In anesthetized dogs, an
intravenous injection of
nipradilol produced a long lasting fall in mean arterial blood pressure which was accompanied by transient decreases in peripheral vascular resistance and sustained decreases in heart rate, cardiac output and left ventricular (LV) dP/dt. LV end-diastolic pressure (LVEDP) was not changed while LV diameters and central venous pressure were slightly increased. Under
propranolol pretreatment conditions,
nipradilol no longer affected the heart rate, but the
drug still induced a transient reduction in peripheral vascular resistance, and sustained decreases in arterial blood pressure and cardiac output. Furthermore, indicators of LV preload (LVEDP, LV end-diastolic diameter and central venous pressure) were significantly reduced, suggesting a direct dilating action of
nipradilol on capacitance vessels. In intact conscious dogs,
nipradilol caused a sustained reduction in LVEDP, while
propranolol increased LVEDP. After administration of
nipradilol, coronary blood flow in anesthetized dogs decreased in association with diminished myocardial oxygen consumption, and large coronary vessel resistance also decreased.

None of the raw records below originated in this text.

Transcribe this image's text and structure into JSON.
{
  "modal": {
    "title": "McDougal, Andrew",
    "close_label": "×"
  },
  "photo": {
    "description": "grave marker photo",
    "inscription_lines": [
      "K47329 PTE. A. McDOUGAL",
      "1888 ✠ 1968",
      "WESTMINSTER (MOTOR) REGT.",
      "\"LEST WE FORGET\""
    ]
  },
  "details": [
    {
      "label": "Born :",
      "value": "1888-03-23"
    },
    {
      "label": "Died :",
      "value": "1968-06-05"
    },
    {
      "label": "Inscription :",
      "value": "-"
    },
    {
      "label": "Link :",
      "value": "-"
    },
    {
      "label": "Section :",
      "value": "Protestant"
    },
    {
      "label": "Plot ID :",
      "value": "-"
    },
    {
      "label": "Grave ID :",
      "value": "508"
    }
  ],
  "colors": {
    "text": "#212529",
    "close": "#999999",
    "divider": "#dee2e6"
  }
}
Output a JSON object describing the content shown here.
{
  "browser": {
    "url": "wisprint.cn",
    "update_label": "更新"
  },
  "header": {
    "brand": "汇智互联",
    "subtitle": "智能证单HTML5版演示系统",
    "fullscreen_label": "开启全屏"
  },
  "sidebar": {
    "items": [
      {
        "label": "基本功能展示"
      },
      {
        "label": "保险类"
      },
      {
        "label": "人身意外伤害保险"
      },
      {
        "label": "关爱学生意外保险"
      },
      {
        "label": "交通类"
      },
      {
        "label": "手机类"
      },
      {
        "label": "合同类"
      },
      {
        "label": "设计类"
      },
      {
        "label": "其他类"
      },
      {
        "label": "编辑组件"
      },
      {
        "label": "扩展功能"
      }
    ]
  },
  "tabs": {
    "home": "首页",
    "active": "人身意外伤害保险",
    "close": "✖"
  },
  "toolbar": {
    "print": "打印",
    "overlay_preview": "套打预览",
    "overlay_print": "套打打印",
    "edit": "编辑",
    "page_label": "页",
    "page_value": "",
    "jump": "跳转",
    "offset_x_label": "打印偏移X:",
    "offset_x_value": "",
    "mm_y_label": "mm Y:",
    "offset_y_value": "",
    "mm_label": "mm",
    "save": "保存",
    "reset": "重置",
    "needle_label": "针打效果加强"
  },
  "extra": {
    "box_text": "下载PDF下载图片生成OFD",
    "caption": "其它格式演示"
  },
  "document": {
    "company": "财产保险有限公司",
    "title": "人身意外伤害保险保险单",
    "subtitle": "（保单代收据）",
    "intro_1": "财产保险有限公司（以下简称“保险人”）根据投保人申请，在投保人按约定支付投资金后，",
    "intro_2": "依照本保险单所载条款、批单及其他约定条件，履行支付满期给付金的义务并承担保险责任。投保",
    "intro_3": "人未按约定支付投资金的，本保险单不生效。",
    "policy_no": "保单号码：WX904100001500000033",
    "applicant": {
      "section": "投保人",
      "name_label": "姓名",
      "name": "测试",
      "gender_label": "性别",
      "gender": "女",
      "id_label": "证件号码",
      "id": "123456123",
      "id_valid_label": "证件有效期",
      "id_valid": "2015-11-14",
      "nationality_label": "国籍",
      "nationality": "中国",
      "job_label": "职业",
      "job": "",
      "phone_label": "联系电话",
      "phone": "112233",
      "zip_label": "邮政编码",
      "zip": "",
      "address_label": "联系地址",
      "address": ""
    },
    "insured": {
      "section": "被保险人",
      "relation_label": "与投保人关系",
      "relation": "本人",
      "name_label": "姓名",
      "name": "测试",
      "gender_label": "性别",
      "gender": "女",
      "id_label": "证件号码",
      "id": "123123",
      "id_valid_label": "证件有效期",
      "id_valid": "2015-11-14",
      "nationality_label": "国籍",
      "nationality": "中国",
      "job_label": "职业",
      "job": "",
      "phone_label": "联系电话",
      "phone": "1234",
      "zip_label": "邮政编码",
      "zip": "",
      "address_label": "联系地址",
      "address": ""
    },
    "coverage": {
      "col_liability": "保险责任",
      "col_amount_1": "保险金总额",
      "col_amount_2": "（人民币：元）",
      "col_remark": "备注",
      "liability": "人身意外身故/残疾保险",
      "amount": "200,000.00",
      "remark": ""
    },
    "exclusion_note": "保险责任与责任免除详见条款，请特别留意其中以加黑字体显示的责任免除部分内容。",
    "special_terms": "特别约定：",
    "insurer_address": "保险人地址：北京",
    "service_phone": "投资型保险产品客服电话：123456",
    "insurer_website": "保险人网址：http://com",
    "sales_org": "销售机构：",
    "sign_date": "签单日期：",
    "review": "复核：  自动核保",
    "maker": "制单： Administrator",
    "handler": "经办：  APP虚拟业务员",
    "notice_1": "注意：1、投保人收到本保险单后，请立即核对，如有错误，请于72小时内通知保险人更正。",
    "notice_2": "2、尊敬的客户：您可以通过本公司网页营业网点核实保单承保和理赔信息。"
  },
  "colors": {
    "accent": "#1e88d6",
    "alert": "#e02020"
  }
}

Nipradilol competitively antagonized the
isoproterenol-induced positive chronotropic response (DR10: 0.04 mg/Kg, i.v.) and the
phenylephrine-induced vasopressor response (DR10: 3.95 mg/Kg, i.v.). In conclusion,
nipradilol, in contrast to
propranolol, possesses the properties to decrease arterial blood pressure, LV preload and large coronary vessel resistance through its dilating action on arterial and venous vessels. It is proposed that
nipradilol may be beneficial for the treatment of
hypertension and
coronary heart disease.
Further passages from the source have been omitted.